Repression of freedom of expression

On March 24, the President of the Audiovisual Council of the Republic of Moldova, Dragoș Vicol, made a worrying attempt at media censorship during the state of emergency. The released provision stated that all media outlets were obliged to present solely the official position of the competent public authorities on the pandemic situation. Notably, it was issued after some medical workers made public statements about working without protective equipment, disinfectants and without salaries. After being heavily criticized by the civil society, the provision was cancelled. 

Lack of transparency

Moldovan media organisations accuse the authorities of lack of transparency about the real situation of the pandemic. The authorities show reluctance in providing complete information, and previously accused the press for criticism and referred to the media’s incapacity to properly inform the citizens. Since the press briefings on COVID-19 pandemic situation are online, no mechanisms were implemented for allowing journalists to ask live questions. Media organisations and institutions are demanding at least one weekly online press conference with journalists’ participation.

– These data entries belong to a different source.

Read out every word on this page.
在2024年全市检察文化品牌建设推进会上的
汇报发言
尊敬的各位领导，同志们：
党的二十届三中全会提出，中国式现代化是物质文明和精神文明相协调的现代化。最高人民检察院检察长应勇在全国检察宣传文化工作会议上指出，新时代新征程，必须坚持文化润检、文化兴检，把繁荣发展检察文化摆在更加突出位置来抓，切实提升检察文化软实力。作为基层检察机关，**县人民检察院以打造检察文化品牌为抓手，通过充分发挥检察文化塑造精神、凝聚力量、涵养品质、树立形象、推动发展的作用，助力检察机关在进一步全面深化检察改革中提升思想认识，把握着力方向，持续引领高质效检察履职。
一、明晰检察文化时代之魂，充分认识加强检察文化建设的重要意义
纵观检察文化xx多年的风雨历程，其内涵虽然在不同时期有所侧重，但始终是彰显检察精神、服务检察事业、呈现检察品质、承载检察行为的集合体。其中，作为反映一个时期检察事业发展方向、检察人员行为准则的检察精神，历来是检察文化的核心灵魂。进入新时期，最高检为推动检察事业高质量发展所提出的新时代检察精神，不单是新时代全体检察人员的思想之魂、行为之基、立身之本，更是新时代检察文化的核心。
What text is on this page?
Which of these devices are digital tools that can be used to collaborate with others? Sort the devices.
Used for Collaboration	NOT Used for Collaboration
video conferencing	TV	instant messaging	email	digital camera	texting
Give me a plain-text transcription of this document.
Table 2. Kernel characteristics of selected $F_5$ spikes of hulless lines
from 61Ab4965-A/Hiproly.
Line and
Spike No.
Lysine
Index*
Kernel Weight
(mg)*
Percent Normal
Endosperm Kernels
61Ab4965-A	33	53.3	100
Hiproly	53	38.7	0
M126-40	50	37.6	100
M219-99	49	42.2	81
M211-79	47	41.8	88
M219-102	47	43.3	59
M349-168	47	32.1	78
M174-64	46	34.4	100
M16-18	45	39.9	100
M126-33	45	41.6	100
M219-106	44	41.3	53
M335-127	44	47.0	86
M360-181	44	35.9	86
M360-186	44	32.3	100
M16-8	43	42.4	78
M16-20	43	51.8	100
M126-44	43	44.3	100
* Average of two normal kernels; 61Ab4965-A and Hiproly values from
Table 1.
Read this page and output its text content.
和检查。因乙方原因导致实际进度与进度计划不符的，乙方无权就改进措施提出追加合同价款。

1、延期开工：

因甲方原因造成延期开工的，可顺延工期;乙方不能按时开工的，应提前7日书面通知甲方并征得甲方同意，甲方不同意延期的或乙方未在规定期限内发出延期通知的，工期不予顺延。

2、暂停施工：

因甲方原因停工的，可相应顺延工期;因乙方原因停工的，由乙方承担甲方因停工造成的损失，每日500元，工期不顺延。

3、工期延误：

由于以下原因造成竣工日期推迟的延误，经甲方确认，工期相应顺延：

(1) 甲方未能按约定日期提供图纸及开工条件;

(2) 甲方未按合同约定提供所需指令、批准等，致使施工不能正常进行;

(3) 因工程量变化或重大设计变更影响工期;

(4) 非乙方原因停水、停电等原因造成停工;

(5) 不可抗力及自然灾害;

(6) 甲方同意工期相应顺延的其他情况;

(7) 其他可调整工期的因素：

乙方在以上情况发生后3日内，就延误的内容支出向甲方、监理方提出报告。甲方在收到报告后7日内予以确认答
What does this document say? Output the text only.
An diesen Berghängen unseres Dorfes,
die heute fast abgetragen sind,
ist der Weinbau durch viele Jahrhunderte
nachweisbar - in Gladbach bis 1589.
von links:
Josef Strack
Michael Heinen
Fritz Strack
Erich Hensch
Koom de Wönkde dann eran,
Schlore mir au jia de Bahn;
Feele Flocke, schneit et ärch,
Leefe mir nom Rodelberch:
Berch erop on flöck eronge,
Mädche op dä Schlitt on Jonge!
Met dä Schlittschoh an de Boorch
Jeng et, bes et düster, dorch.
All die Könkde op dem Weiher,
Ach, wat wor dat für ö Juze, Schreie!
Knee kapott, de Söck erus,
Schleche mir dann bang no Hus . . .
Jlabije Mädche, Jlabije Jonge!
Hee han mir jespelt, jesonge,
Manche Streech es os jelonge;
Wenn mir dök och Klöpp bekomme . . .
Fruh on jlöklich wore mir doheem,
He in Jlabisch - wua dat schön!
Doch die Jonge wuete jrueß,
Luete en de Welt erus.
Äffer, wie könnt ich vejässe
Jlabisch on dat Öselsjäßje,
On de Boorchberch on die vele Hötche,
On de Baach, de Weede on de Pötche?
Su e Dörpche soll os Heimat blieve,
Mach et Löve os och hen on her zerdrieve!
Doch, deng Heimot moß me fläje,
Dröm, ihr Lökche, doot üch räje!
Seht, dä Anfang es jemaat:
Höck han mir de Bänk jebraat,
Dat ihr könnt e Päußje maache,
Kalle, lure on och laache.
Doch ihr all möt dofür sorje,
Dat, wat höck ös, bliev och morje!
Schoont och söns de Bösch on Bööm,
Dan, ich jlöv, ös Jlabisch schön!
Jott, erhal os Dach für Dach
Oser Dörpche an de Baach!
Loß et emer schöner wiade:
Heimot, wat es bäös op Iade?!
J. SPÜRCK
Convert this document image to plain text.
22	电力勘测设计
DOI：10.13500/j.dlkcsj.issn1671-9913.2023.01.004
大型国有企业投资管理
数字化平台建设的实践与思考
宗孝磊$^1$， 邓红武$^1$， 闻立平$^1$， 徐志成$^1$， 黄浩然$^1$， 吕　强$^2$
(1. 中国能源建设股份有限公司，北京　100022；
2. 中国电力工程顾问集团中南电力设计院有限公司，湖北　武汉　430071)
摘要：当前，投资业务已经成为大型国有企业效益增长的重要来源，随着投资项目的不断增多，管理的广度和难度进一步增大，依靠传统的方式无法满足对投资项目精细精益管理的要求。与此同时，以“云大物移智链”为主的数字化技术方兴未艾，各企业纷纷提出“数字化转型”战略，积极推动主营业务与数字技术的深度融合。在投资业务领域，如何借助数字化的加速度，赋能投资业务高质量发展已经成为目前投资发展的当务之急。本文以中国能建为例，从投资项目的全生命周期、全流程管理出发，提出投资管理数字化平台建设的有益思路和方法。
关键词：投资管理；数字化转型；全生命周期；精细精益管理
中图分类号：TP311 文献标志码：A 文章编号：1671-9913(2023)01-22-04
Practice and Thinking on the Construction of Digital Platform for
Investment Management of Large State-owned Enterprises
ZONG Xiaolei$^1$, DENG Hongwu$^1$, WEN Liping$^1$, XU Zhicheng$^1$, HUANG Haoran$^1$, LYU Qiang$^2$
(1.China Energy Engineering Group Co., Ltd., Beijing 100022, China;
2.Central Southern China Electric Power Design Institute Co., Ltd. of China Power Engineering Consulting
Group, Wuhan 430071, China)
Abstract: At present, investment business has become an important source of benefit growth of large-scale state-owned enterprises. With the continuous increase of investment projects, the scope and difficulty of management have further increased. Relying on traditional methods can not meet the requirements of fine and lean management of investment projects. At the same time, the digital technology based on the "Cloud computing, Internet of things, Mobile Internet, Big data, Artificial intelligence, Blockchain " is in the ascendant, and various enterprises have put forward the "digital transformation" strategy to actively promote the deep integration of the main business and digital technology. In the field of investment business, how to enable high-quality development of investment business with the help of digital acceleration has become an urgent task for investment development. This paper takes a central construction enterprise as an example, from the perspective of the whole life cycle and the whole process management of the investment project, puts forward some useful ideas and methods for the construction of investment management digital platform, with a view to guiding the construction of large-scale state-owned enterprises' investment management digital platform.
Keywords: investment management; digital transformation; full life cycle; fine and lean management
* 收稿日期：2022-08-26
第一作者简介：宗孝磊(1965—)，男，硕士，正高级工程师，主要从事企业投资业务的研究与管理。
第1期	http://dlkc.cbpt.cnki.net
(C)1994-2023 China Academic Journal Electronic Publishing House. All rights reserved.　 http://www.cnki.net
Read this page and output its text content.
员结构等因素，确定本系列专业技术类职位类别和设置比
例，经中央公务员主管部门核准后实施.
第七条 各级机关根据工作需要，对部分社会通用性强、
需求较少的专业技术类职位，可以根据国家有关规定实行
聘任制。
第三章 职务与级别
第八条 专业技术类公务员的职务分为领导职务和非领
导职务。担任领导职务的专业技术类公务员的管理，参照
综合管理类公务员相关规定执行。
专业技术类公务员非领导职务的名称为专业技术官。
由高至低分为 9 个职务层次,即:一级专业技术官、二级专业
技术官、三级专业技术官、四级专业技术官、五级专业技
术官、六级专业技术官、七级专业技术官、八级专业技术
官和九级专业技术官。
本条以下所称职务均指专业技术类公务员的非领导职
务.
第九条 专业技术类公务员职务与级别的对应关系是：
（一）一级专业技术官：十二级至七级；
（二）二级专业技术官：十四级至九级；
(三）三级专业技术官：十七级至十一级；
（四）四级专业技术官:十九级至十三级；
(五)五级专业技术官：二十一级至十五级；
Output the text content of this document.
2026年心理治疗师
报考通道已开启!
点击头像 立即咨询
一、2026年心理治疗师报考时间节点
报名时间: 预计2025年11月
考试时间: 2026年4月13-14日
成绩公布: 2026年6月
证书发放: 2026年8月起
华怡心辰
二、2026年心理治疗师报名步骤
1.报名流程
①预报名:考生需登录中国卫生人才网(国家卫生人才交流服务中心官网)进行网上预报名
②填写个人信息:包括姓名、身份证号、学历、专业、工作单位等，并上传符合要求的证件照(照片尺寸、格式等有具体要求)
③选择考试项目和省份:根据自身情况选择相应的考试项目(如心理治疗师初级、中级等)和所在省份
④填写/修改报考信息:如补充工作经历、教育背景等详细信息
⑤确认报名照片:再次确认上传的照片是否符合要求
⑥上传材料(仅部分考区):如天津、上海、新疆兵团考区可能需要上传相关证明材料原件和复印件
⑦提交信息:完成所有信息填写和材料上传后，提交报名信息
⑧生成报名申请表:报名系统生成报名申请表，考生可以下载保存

Laws on anti-crisis measures and state budget

On April 23, the Parliament approved an economic package for supporting the population against the COVID-19 crisis. Later that week, by revising the state budget, the government planned to compensate the deficit through a 200 million euros loan from Russia. Yet, the Constitutional Court suspended the entry into force of the law on the loan after being petitioned by opposition parties. The opposition highlights the long-term risks that would be caused by some obscured provisions.

President Dodon pointed to a possible participation of the oligarch Vladimir Plahotniuc in the opposition’s actions for seizing state institutions. Plahotniuc was announced on the international and interstate wanted list and has been placed on the U.S, Switzerland and Lichtenstein sanction lists. While the U.S. Embassy announced that Plahotniuc is on American soil and the Moldovan authorities do not know his exact location, new details regarding the money laundering case in which the former PD leader is targeted are publicly available. 

The Open Dialogue Foundation hereby calls for a close monitoring of the authorities’ actions under the pretext of fighting the COVID-19 crisis and their efforts in respecting their human rights obligations.